Dermatology MCQ - Inflammatory Dermatoses - Bullous systemic lupus erythematosus

A 28-year-old woman with a known history of systemic lupus erythematosus presents with a widespread, vesiculobullous eruption. The lesions are tense and are located on both sun-exposed and non-sun-exposed skin, including the trunk. Direct immunofluorescence of perilesional skin is performed. Which of the following immunofluorescence patterns is most characteristic of Bullous Systemic Lupus Erythematosus (BSLE)?

A. Linear deposition of IgG and C3 along the dermo-epidermal junction
B. Granular deposition of IgG and C3 along the dermo-epidermal junction
C. Intercellular deposition of IgG throughout the epidermis (fishnet pattern)
D. Granular deposition of IgA in the dermal papillae
E. Linear deposition of IgA along the dermo-epidermal junction

Correct Answer: A. Linear deposition of IgG and C3 along the dermo-epidermal junction

Explanation

Bullous Systemic Lupus Erythematosus (BSLE) is an autoimmune blistering disease that occurs in patients with established SLE. The blistering is due to an autoimmune response against type VII collagen, the primary component of anchoring fibrils, which is identical to the target antigen in epidermolysis bullosa acquisita (EBA).

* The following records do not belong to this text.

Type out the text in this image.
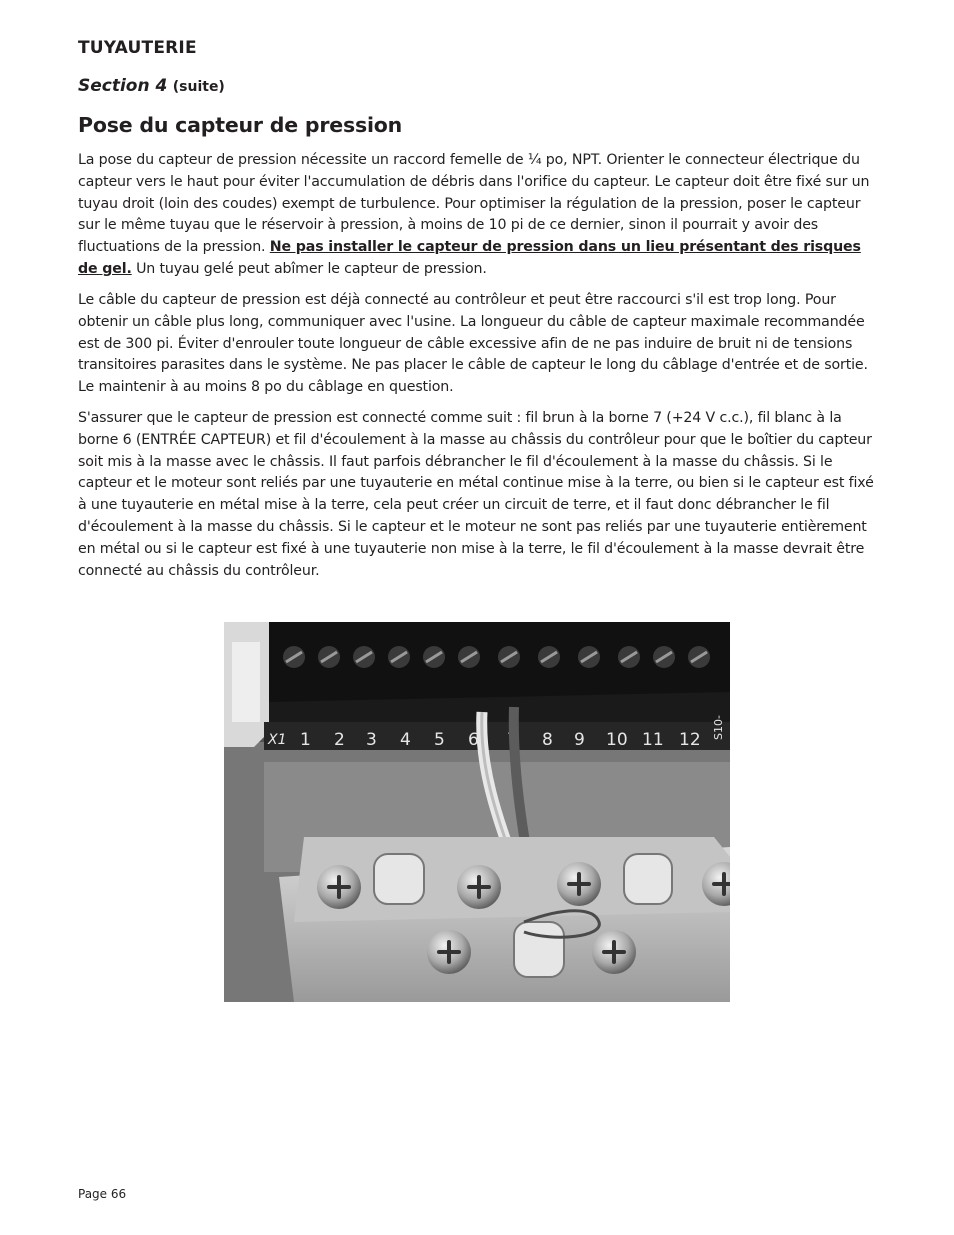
TUYAUTERIE
Section 4 (suite)
Pose du capteur de pression
La pose du capteur de pression nécessite un raccord femelle de ¼ po, NPT. Orienter le connecteur électrique du capteur vers le haut pour éviter l'accumulation de débris dans l'orifice du capteur. Le capteur doit être fixé sur un tuyau droit (loin des coudes) exempt de turbulence. Pour optimiser la régulation de la pression, poser le capteur sur le même tuyau que le réservoir à pression, à moins de 10 pi de ce dernier, sinon il pourrait y avoir des fluctuations de la pression. Ne pas installer le capteur de pression dans un lieu présentant des risques de gel. Un tuyau gelé peut abîmer le capteur de pression.
Le câble du capteur de pression est déjà connecté au contrôleur et peut être raccourci s'il est trop long. Pour obtenir un câble plus long, communiquer avec l'usine. La longueur du câble de capteur maximale recommandée est de 300 pi. Éviter d'enrouler toute longueur de câble excessive afin de ne pas induire de bruit ni de tensions transitoires parasites dans le système. Ne pas placer le câble de capteur le long du câblage d'entrée et de sortie. Le maintenir à au moins 8 po du câblage en question.
S'assurer que le capteur de pression est connecté comme suit : fil brun à la borne 7 (+24 V c.c.), fil blanc à la borne 6 (ENTRÉE CAPTEUR) et fil d'écoulement à la masse au châssis du contrôleur pour que le boîtier du capteur soit mis à la masse avec le châssis. Il faut parfois débrancher le fil d'écoulement à la masse du châssis. Si le capteur et le moteur sont reliés par une tuyauterie en métal continue mise à la terre, ou bien si le capteur est fixé à une tuyauterie en métal mise à la terre, cela peut créer un circuit de terre, et il faut donc débrancher le fil d'écoulement à la masse du châssis. Si le capteur et le moteur ne sont pas reliés par une tuyauterie entièrement en métal ou si le capteur est fixé à une tuyauterie non mise à la terre, le fil d'écoulement à la masse devrait être connecté au châssis du contrôleur.
X1 1 2 3 4 5 6 7 8 9 10 11 12 S10-
Page 66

• Direct Immunofluorescence (DIF) Findings: The hallmark of BSLE on DIF is a continuous, linear band of IgG and/or C3 deposited along the dermo-epidermal junction. This "lupus band" in BSLE is linear, which helps distinguish it from the more common non-bullous cutaneous lupus. While a positive lupus band test (granular deposition) can be seen in both lesional and non-lesional sun-exposed skin in SLE patients, the linear pattern is highly specific for the bullous variant.

Why other options are incorrect

• B. Granular deposition of IgG and C3 along the dermo-epidermal junction: This is the classic "lupus band" seen in non-bullous cutaneous lupus erythematosus (e.g., discoid lupus, subacute cutaneous lupus). It is not the characteristic finding for the vesiculobullous eruption of BSLE.

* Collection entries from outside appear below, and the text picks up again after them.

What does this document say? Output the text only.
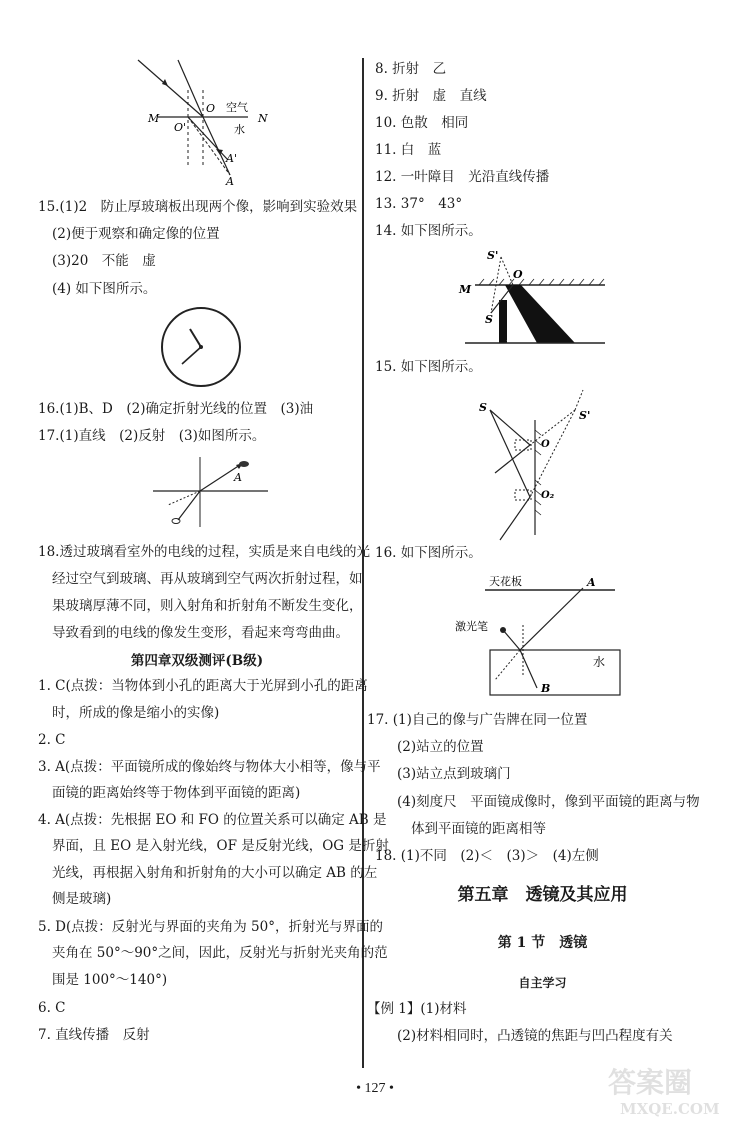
M	N
O
O'
空气
水
A'
A
15.(1)2　防止厚玻璃板出现两个像，影响到实验效果
(2)便于观察和确定像的位置
(3)20　不能　虚
(4) 如下图所示。
16.(1)B、D　(2)确定折射光线的位置　(3)油
17.(1)直线　(2)反射　(3)如图所示。
A
18.透过玻璃看室外的电线的过程，实质是来自电线的光
经过空气到玻璃、再从玻璃到空气两次折射过程，如
果玻璃厚薄不同，则入射角和折射角不断发生变化，
导致看到的电线的像发生变形，看起来弯弯曲曲。
第四章双级测评(B级)
1. C(点拨：当物体到小孔的距离大于光屏到小孔的距离
时，所成的像是缩小的实像)
2. C
3. A(点拨：平面镜所成的像始终与物体大小相等，像与平
面镜的距离始终等于物体到平面镜的距离)
4. A(点拨：先根据 EO 和 FO 的位置关系可以确定 AB 是
界面，且 EO 是入射光线，OF 是反射光线，OG 是折射
光线，再根据入射角和折射角的大小可以确定 AB 的左
侧是玻璃)
5. D(点拨：反射光与界面的夹角为 50°，折射光与界面的
夹角在 50°～90°之间，因此，反射光与折射光夹角的范
围是 100°～140°)
6. C
7. 直线传播　反射
8. 折射　乙
9. 折射　虚　直线
10. 色散　相同
11. 白　蓝
12. 一叶障目　光沿直线传播
13. 37°　43°
14. 如下图所示。
S'
O
M
S
P
15. 如下图所示。
S
S'
O
O₂
16. 如下图所示。
天花板	A
激光笔
水
B
17. (1)自己的像与广告牌在同一位置
(2)站立的位置
(3)站立点到玻璃门
(4)刻度尺　平面镜成像时，像到平面镜的距离与物
体到平面镜的距离相等
18. (1)不同　(2)＜　(3)＞　(4)左侧
第五章　透镜及其应用
第 1 节　透镜
自主学习
【例 1】(1)材料
(2)材料相同时，凸透镜的焦距与凹凸程度有关
• 127 •	答案圈
MXQE.COM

• C. Intercellular deposition of IgG throughout the epidermis (fishnet pattern): This is the pathognomonic DIF finding for pemphigus vulgaris and foliaceus, which are clinically distinct from BSLE.

• D. Granular deposition of IgA in the dermal papillae: This is the characteristic DIF finding in dermatitis herpetiformis, which is associated with celiac disease.

• E. Linear deposition of IgA along the dermo-epidermal junction: This is the hallmark of Linear IgA Disease, a separate autoimmune blistering condition.

Key Associations for Bullous Systemic Lupus Erythematosus (BSLE)

• Pathogenesis & Histopathology: Autoantibodies (predominantly IgG) target type VII collagen in the sub-lamina densa region. Histology typically shows a neutrophilic-rich inflammatory infiltrate with microabscesses in the dermal papillae and a subepidermal blister, resembling dermatitis herpetiformis or Linear IgA Disease. Direct immunofluorescence is diagnostic.

• Diagnostic Criteria: Requires a diagnosis of SLE, a vesiculobullous eruption, histology compatible with a subepidermal blistering disease, and a DIF showing linear or granular IgG, IgA, or IgM at the basement membrane zone. Negative serology for other bullous diseases (e.g., BP180, BP230) and confirmation of anti-type VII collagen antibodies (via salt-split skin indirect immunofluorescence or ELISA) support the diagnosis.

• Differential Diagnosis: The main differentials include other subepidermal blistering diseases such as Epidermolysis Bullosa Acquisita (EBA) (shares the same target antigen), Bullous Pemphigoid, Dermatitis Herpetiformis, and Linear IgA Disease.

• Management & Prognosis: BSLE often indicates active systemic disease. Management involves controlling the underlying SLE with systemic immunosuppressants. Dapsone is frequently used as a first-line treatment for the blistering itself due to its rapid effect on neutrophilic inflammation. Other agents include colchicine, corticosteroids, and more potent immunosuppressants like mycophenolate mofetil or rituximab. The prognosis is generally that of the underlying SLE.